Cada aluno deveria contribuir com material e mão de obra. E o material não poderia ser comprado, ou seja, roupas ou retalhos usados. A outra exigência, é que deveria ser confeccionada em aula, nos intervalos, enfim, a colcha não poderia sair da Faculdade.
De início, nos entreolhamos e permanecemos calados. Depois, as conjecturas habituais: "Essa professora é louca ... em plena execução da Monografia de Conclusão de Curso, e ela vem com isso? ... eu não vou fazer ... temos de exigir outro trabalho ... etc.
Mas, como o discurso e a ação devem ser coerentes, e estávamos ali aprendendo justamente a coerência, nos despojamos da empáfia e passamos a nos organizar para a execução da colcha.

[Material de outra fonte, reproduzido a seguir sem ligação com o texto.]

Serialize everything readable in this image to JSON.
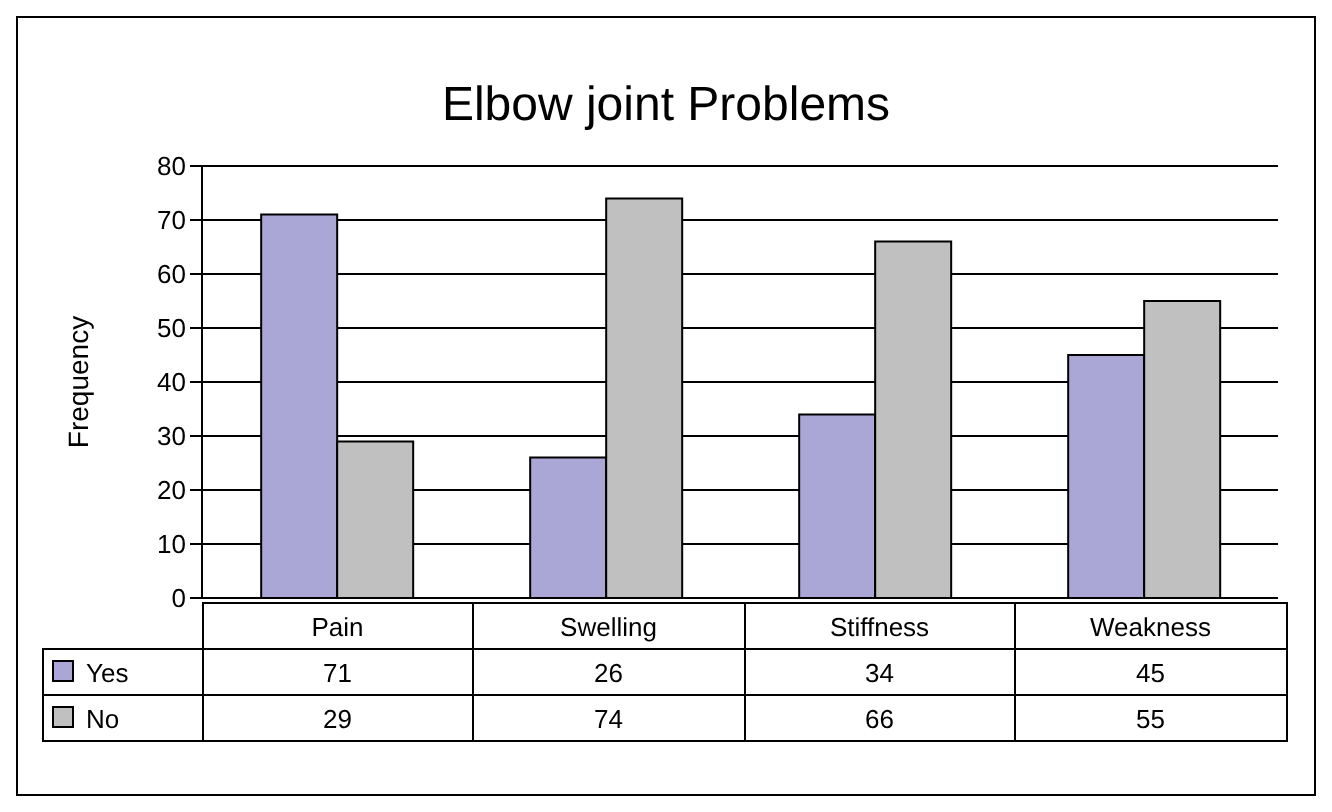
{
  "chart_data": {
    "type": "bar",
    "title": "Elbow joint Problems",
    "ylabel": "Frequency",
    "categories": [
      "Pain",
      "Swelling",
      "Stiffness",
      "Weakness"
    ],
    "series": [
      {
        "name": "Yes",
        "color": "#aaa6d6",
        "values": [
          71,
          26,
          34,
          45
        ]
      },
      {
        "name": "No",
        "color": "#c0c0c0",
        "values": [
          29,
          74,
          66,
          55
        ]
      }
    ],
    "ylim": [
      0,
      80
    ],
    "yticks": [
      0,
      10,
      20,
      30,
      40,
      50,
      60,
      70,
      80
    ],
    "grid": "y",
    "legend": "bottom",
    "data_labels": true
  }
}
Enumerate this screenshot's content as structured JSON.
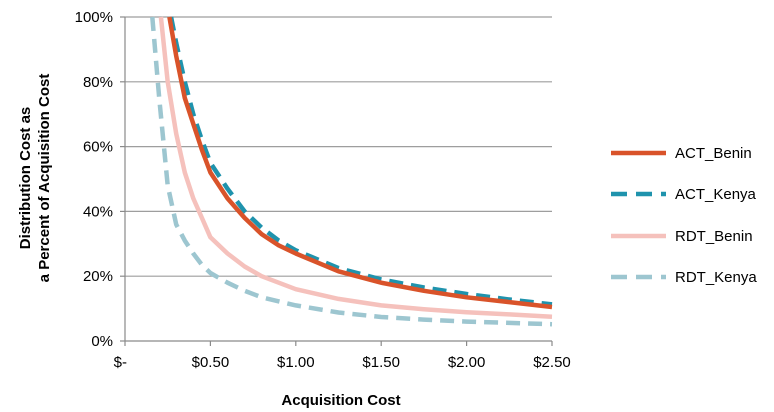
{
  "chart_data": {
    "type": "line",
    "xlabel": "Acquisition Cost",
    "ylabel_lines": [
      "Distribution Cost as",
      "a Percent of Acquisition Cost"
    ],
    "x_ticks": [
      {
        "value": 0,
        "label": "$-"
      },
      {
        "value": 0.5,
        "label": "$0.50"
      },
      {
        "value": 1.0,
        "label": "$1.00"
      },
      {
        "value": 1.5,
        "label": "$1.50"
      },
      {
        "value": 2.0,
        "label": "$2.00"
      },
      {
        "value": 2.5,
        "label": "$2.50"
      }
    ],
    "y_ticks": [
      {
        "value": 0,
        "label": "0%"
      },
      {
        "value": 20,
        "label": "20%"
      },
      {
        "value": 40,
        "label": "40%"
      },
      {
        "value": 60,
        "label": "60%"
      },
      {
        "value": 80,
        "label": "80%"
      },
      {
        "value": 100,
        "label": "100%"
      }
    ],
    "xlim": [
      0,
      2.5
    ],
    "ylim": [
      0,
      100
    ],
    "grid": "horizontal",
    "legend_position": "right",
    "series": [
      {
        "name": "ACT_Benin",
        "color": "#d9532a",
        "dash": "solid",
        "x": [
          0.26,
          0.3,
          0.35,
          0.4,
          0.45,
          0.5,
          0.6,
          0.7,
          0.8,
          0.9,
          1.0,
          1.25,
          1.5,
          1.75,
          2.0,
          2.25,
          2.5
        ],
        "y": [
          100,
          88,
          75,
          67,
          59,
          52,
          44,
          38,
          33,
          29.5,
          27,
          21.5,
          18,
          15.5,
          13.5,
          12,
          10.5
        ]
      },
      {
        "name": "ACT_Kenya",
        "color": "#1f93ad",
        "dash": "dashed",
        "x": [
          0.27,
          0.3,
          0.35,
          0.4,
          0.45,
          0.5,
          0.6,
          0.7,
          0.8,
          0.9,
          1.0,
          1.25,
          1.5,
          1.75,
          2.0,
          2.25,
          2.5
        ],
        "y": [
          100,
          92,
          80,
          70,
          62,
          55,
          47,
          40,
          35,
          31,
          28,
          22.5,
          19,
          16.5,
          14.5,
          12.8,
          11.3
        ]
      },
      {
        "name": "RDT_Benin",
        "color": "#f5c1bc",
        "dash": "solid",
        "x": [
          0.21,
          0.25,
          0.3,
          0.35,
          0.4,
          0.45,
          0.5,
          0.6,
          0.7,
          0.8,
          1.0,
          1.25,
          1.5,
          1.75,
          2.0,
          2.25,
          2.5
        ],
        "y": [
          100,
          80,
          64,
          52,
          44,
          38,
          32,
          27,
          23,
          20,
          16,
          13,
          11,
          9.8,
          8.9,
          8.2,
          7.5
        ]
      },
      {
        "name": "RDT_Kenya",
        "color": "#9dc6d0",
        "dash": "dashed",
        "x": [
          0.16,
          0.2,
          0.25,
          0.3,
          0.35,
          0.4,
          0.45,
          0.5,
          0.6,
          0.7,
          0.8,
          1.0,
          1.25,
          1.5,
          1.75,
          2.0,
          2.25,
          2.5
        ],
        "y": [
          100,
          75,
          48,
          36,
          31,
          27,
          23.5,
          21,
          18,
          15.5,
          13.5,
          11,
          8.8,
          7.4,
          6.6,
          6,
          5.6,
          5.2
        ]
      }
    ]
  }
}
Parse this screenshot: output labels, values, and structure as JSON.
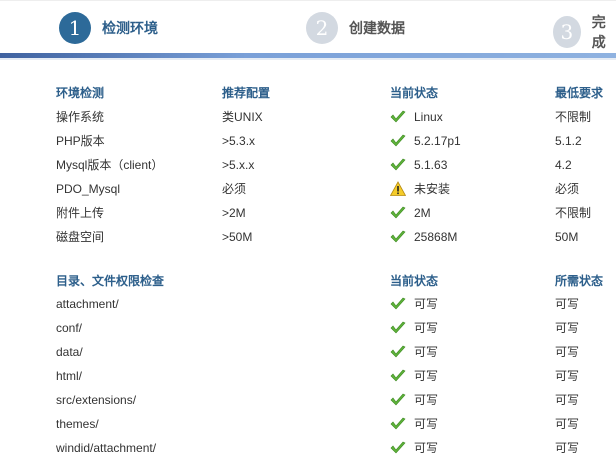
{
  "steps": [
    {
      "num": "1",
      "label": "检测环境",
      "active": true
    },
    {
      "num": "2",
      "label": "创建数据"
    },
    {
      "num": "3",
      "label": "完成"
    }
  ],
  "env": {
    "headers": [
      "环境检测",
      "推荐配置",
      "当前状态",
      "最低要求"
    ],
    "rows": [
      {
        "name": "操作系统",
        "rec": "类UNIX",
        "status": "Linux",
        "icon": "check-icon",
        "min": "不限制"
      },
      {
        "name": "PHP版本",
        "rec": ">5.3.x",
        "status": "5.2.17p1",
        "icon": "check-icon",
        "min": "5.1.2"
      },
      {
        "name": "Mysql版本（client）",
        "rec": ">5.x.x",
        "status": "5.1.63",
        "icon": "check-icon",
        "min": "4.2"
      },
      {
        "name": "PDO_Mysql",
        "rec": "必须",
        "status": "未安装",
        "icon": "warning-icon",
        "min": "必须"
      },
      {
        "name": "附件上传",
        "rec": ">2M",
        "status": "2M",
        "icon": "check-icon",
        "min": "不限制"
      },
      {
        "name": "磁盘空间",
        "rec": ">50M",
        "status": "25868M",
        "icon": "check-icon",
        "min": "50M"
      }
    ]
  },
  "perm": {
    "headers": [
      "目录、文件权限检查",
      "当前状态",
      "所需状态"
    ],
    "rows": [
      {
        "name": "attachment/",
        "status": "可写",
        "req": "可写"
      },
      {
        "name": "conf/",
        "status": "可写",
        "req": "可写"
      },
      {
        "name": "data/",
        "status": "可写",
        "req": "可写"
      },
      {
        "name": "html/",
        "status": "可写",
        "req": "可写"
      },
      {
        "name": "src/extensions/",
        "status": "可写",
        "req": "可写"
      },
      {
        "name": "themes/",
        "status": "可写",
        "req": "可写"
      },
      {
        "name": "windid/attachment/",
        "status": "可写",
        "req": "可写"
      }
    ]
  }
}
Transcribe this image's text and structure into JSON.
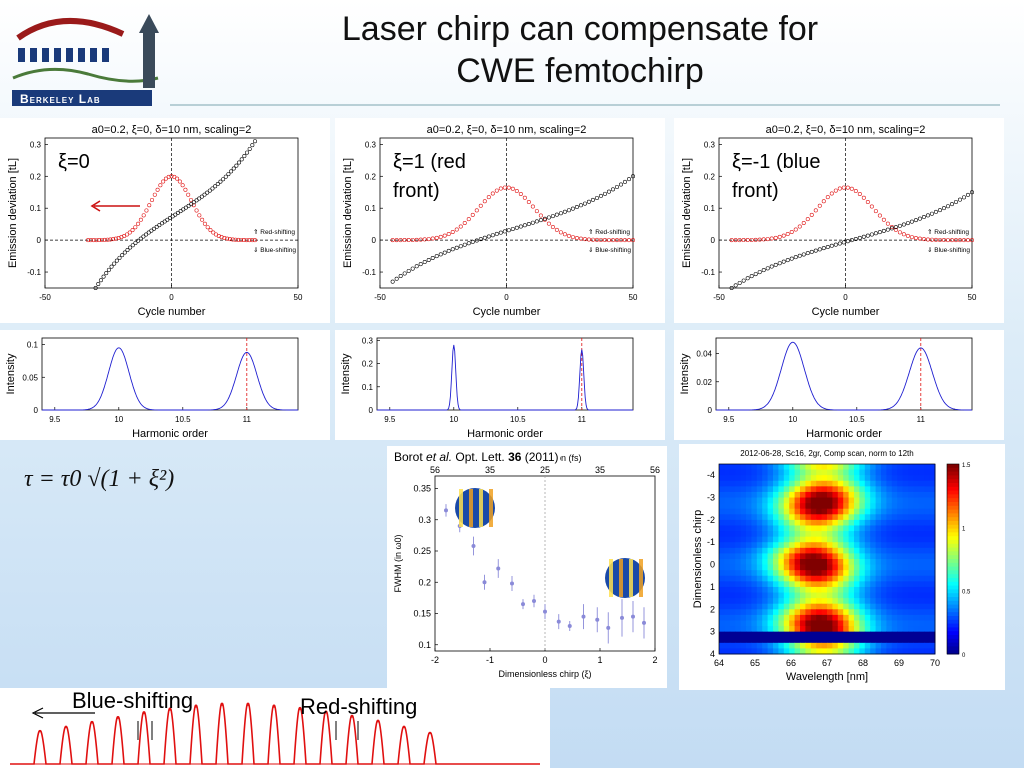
{
  "slide": {
    "title_line1": "Laser chirp can compensate for",
    "title_line2": "CWE femtochirp",
    "logo_text": "Berkeley Lab",
    "formula": "τ = τ0 √(1 + ξ²)",
    "blue_shift_label": "Blue-shifting",
    "red_shift_label": "Red-shifting",
    "citation": {
      "authors": "Borot ",
      "etal": "et al.",
      "journal": " Opt. Lett. ",
      "volume": "36",
      "year": " (2011)"
    }
  },
  "colors": {
    "red": "#e01010",
    "black": "#000000",
    "blue": "#1f1fd0",
    "arrow_red": "#cc1010",
    "logo_blue": "#1a3a7a",
    "logo_red": "#9a1a1a"
  },
  "chart_data": [
    {
      "id": "emission-xi0",
      "type": "line",
      "title": "a0=0.2, ξ=0, δ=10 nm, scaling=2",
      "xlabel": "Cycle number",
      "ylabel": "Emission deviation [tL]",
      "xlim": [
        -50,
        50
      ],
      "ylim": [
        -0.15,
        0.32
      ],
      "xticks": [
        "-50",
        "0",
        "50"
      ],
      "yticks": [
        "-0.1",
        "0",
        "0.1",
        "0.2",
        "0.3"
      ],
      "annotation": "ξ=0",
      "legend_text": [
        "⇑ Red-shifting",
        "⇓ Blue-shifting"
      ],
      "series": [
        {
          "kind": "gaussian",
          "color": "red",
          "peak": 0.2,
          "center": 0,
          "sigma": 8,
          "x": [
            -33,
            33
          ]
        },
        {
          "kind": "chirp",
          "color": "black",
          "x": [
            -30,
            33
          ],
          "y": [
            -0.15,
            0.31
          ]
        }
      ]
    },
    {
      "id": "emission-xi1",
      "type": "line",
      "title": "a0=0.2, ξ=0, δ=10 nm, scaling=2",
      "xlabel": "Cycle number",
      "ylabel": "Emission deviation [tL]",
      "xlim": [
        -50,
        50
      ],
      "ylim": [
        -0.15,
        0.32
      ],
      "xticks": [
        "-50",
        "0",
        "50"
      ],
      "yticks": [
        "-0.1",
        "0",
        "0.1",
        "0.2",
        "0.3"
      ],
      "annotation_line1": "ξ=1 (red",
      "annotation_line2": "front)",
      "legend_text": [
        "⇑ Red-shifting",
        "⇓ Blue-shifting"
      ],
      "series": [
        {
          "kind": "gaussian",
          "color": "red",
          "peak": 0.165,
          "center": 0,
          "sigma": 11,
          "x": [
            -45,
            50
          ]
        },
        {
          "kind": "chirp",
          "color": "black",
          "x": [
            -45,
            50
          ],
          "y": [
            -0.13,
            0.2
          ]
        }
      ]
    },
    {
      "id": "emission-xim1",
      "type": "line",
      "title": "a0=0.2, ξ=0, δ=10 nm, scaling=2",
      "xlabel": "Cycle number",
      "ylabel": "Emission deviation [tL]",
      "xlim": [
        -50,
        50
      ],
      "ylim": [
        -0.15,
        0.32
      ],
      "xticks": [
        "-50",
        "0",
        "50"
      ],
      "yticks": [
        "-0.1",
        "0",
        "0.1",
        "0.2",
        "0.3"
      ],
      "annotation_line1": "ξ=-1 (blue",
      "annotation_line2": "front)",
      "legend_text": [
        "⇑ Red-shifting",
        "⇓ Blue-shifting"
      ],
      "series": [
        {
          "kind": "gaussian",
          "color": "red",
          "peak": 0.165,
          "center": 0,
          "sigma": 11,
          "x": [
            -45,
            50
          ]
        },
        {
          "kind": "chirp",
          "color": "black",
          "x": [
            -45,
            50
          ],
          "y": [
            -0.15,
            0.15
          ]
        }
      ]
    },
    {
      "id": "harmonic-1",
      "type": "line",
      "xlabel": "Harmonic order",
      "ylabel": "Intensity",
      "xlim": [
        9.4,
        11.4
      ],
      "ylim": [
        0,
        0.11
      ],
      "xticks": [
        "9.5",
        "10",
        "10.5",
        "11"
      ],
      "yticks": [
        "0",
        "0.05",
        "0.1"
      ],
      "series": [
        {
          "name": "",
          "peaks": [
            [
              10,
              0.095
            ],
            [
              11,
              0.088
            ]
          ],
          "width": 0.08
        }
      ]
    },
    {
      "id": "harmonic-2",
      "type": "line",
      "xlabel": "Harmonic order",
      "ylabel": "Intensity",
      "xlim": [
        9.4,
        11.4
      ],
      "ylim": [
        0,
        0.31
      ],
      "xticks": [
        "9.5",
        "10",
        "10.5",
        "11"
      ],
      "yticks": [
        "0",
        "0.1",
        "0.2",
        "0.3"
      ],
      "series": [
        {
          "name": "",
          "peaks": [
            [
              10,
              0.28
            ],
            [
              11,
              0.26
            ]
          ],
          "width": 0.015
        }
      ]
    },
    {
      "id": "harmonic-3",
      "type": "line",
      "xlabel": "Harmonic order",
      "ylabel": "Intensity",
      "xlim": [
        9.4,
        11.4
      ],
      "ylim": [
        0,
        0.051
      ],
      "xticks": [
        "9.5",
        "10",
        "10.5",
        "11"
      ],
      "yticks": [
        "0",
        "0.02",
        "0.04"
      ],
      "series": [
        {
          "name": "",
          "peaks": [
            [
              10,
              0.048
            ],
            [
              11,
              0.044
            ]
          ],
          "width": 0.09
        }
      ]
    },
    {
      "id": "fwhm",
      "type": "scatter",
      "xlabel": "Dimensionless chirp (ξ)",
      "ylabel": "FWHM (in ω0)",
      "top_label": "Pulse duration (fs)",
      "xlim": [
        -2,
        2
      ],
      "ylim": [
        0.09,
        0.37
      ],
      "xticks": [
        "-2",
        "-1",
        "0",
        "1",
        "2"
      ],
      "yticks": [
        "0.1",
        "0.15",
        "0.2",
        "0.25",
        "0.3",
        "0.35"
      ],
      "top_ticks": [
        "56",
        "35",
        "25",
        "35",
        "56"
      ],
      "points": [
        [
          -1.8,
          0.315,
          0.01
        ],
        [
          -1.55,
          0.29,
          0.01
        ],
        [
          -1.3,
          0.258,
          0.015
        ],
        [
          -1.1,
          0.2,
          0.012
        ],
        [
          -0.85,
          0.222,
          0.015
        ],
        [
          -0.6,
          0.198,
          0.012
        ],
        [
          -0.4,
          0.165,
          0.008
        ],
        [
          -0.2,
          0.17,
          0.01
        ],
        [
          0.0,
          0.153,
          0.012
        ],
        [
          0.25,
          0.137,
          0.012
        ],
        [
          0.45,
          0.13,
          0.008
        ],
        [
          0.7,
          0.145,
          0.02
        ],
        [
          0.95,
          0.14,
          0.02
        ],
        [
          1.15,
          0.127,
          0.025
        ],
        [
          1.4,
          0.143,
          0.03
        ],
        [
          1.6,
          0.145,
          0.025
        ],
        [
          1.8,
          0.135,
          0.025
        ]
      ]
    },
    {
      "id": "scan-heatmap",
      "type": "heatmap",
      "title": "2012-06-28, Sc16, 2gr, Comp scan, norm to 12th",
      "xlabel": "Wavelength [nm]",
      "ylabel": "Dimensionless chirp",
      "xlim": [
        64,
        70
      ],
      "ylim": [
        -4.5,
        4
      ],
      "xticks": [
        "64",
        "65",
        "66",
        "67",
        "68",
        "69",
        "70"
      ],
      "yticks": [
        "-4",
        "-3",
        "-2",
        "-1",
        "0",
        "1",
        "2",
        "3",
        "4"
      ],
      "colorbar_ticks": [
        "0",
        "0.5",
        "1",
        "1.5"
      ],
      "ridge_center": [
        [
          -4.5,
          66.9
        ],
        [
          -3.5,
          66.9
        ],
        [
          -2.5,
          66.8
        ],
        [
          -1.5,
          66.7
        ],
        [
          -0.5,
          66.6
        ],
        [
          0.5,
          66.7
        ],
        [
          1.5,
          66.8
        ],
        [
          2.5,
          66.8
        ],
        [
          3.5,
          66.9
        ]
      ]
    },
    {
      "id": "harmonic-train",
      "type": "line",
      "series": [
        {
          "name": "",
          "peak_heights": [
            0.55,
            0.62,
            0.7,
            0.78,
            0.86,
            0.92,
            0.97,
            1.0,
            1.0,
            0.97,
            0.93,
            0.87,
            0.8,
            0.72,
            0.62,
            0.52
          ]
        }
      ]
    }
  ]
}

Na semana seguinte, os mais antenados ou responsáveis, passaram a trazer material. Retalhos, roupas usadas, botões, fitas, etc. Logo os outros adentraram ao rebuliço, e passaram também a contribuir. Lá estava uma enorme sacola plástica, recheada de material.
Deu-se início à colcha, inicialmente, cortando os retalhos em quadrados e separando-se o que se aproveitaria ou não. Dos retalhos menores, me pus a fazer fuxicos (para quem não sabe o que é, são círculos de tecidos, franzidos), para incrementar o trabalho.
Como sempre acontecia, demos conta de confeccioná-la.
Em cada pedaço desta colcha, ficou impresso sentimentos, trocas, conversas, que atravessaram várias aulas de diferentes disciplinas e intervalos, nos revezando na costura de um retalho a outro. Foi interessante ver o espanto e reação de cada professor ao entrar em sala e se deparar com a cena.
Indiferente de sexo ou habilidade, a colcha foi se compondo, com um pedaço de cada um; a história pessoal sendo espalhada pelos retalhos entre uma conversa e outra. Outro ponto interessante foram os vários minutos de silêncio, onde mesmo juntos, três a quatro costurando, nos distanciávamos, cada qual nos seus pensamentos. Um de nossos colegas nunca tinha pegado em uma agulha; e com as mãos no bolso andava em volta até ser puxado para o trabalho. Afinal, todos deveriam participar, e ele não só conseguiu como também demonstrou criatividade.
Enquanto costurávamos nossos pedaços aos dos outros, não só aquecíamos nossas pernas, por estarem embaixo da colcha, mas aquecíamos também o vínculo, a cumplicidade e a reciprocidade que sempre houve entre nós. Nestes quatro anos de convivência, criamos uma ligação muito forte de amizade e cumplicidade. Turma pequena, mas de personalidade forte, o que nos unia.
A colcha foi destinada a um morador de rua. Um desconhecido, que se aqueceria em castos panos emendados, sem saber realmente que estávamos ali, em cada retalho, buscando como ele, calor e aceitação.
Uma colcha apenas, mas diferentes pedaços unidos, retratando as diferentes pessoas que a compuseram, que mesmo sendo diferentes, se uniram, entrelaçaram experiências e sentimentos. E aquela colcha representou o que meus colegas e amigos são: diferentes, mas unidos em um mesmo propósito, o de se autoconhecer e ser feliz.
Amigos! Que nas diferenças e semelhanças, cultivadas nas dificuldades da convivência, frutificaram em afeto, amizade e aprendizado, na aceitação (ou tolerância) do outro, como sementes em um jardim, que vingam com ou sem sol, e florescem, cada qual com sua beleza única, inigualável, pois singular.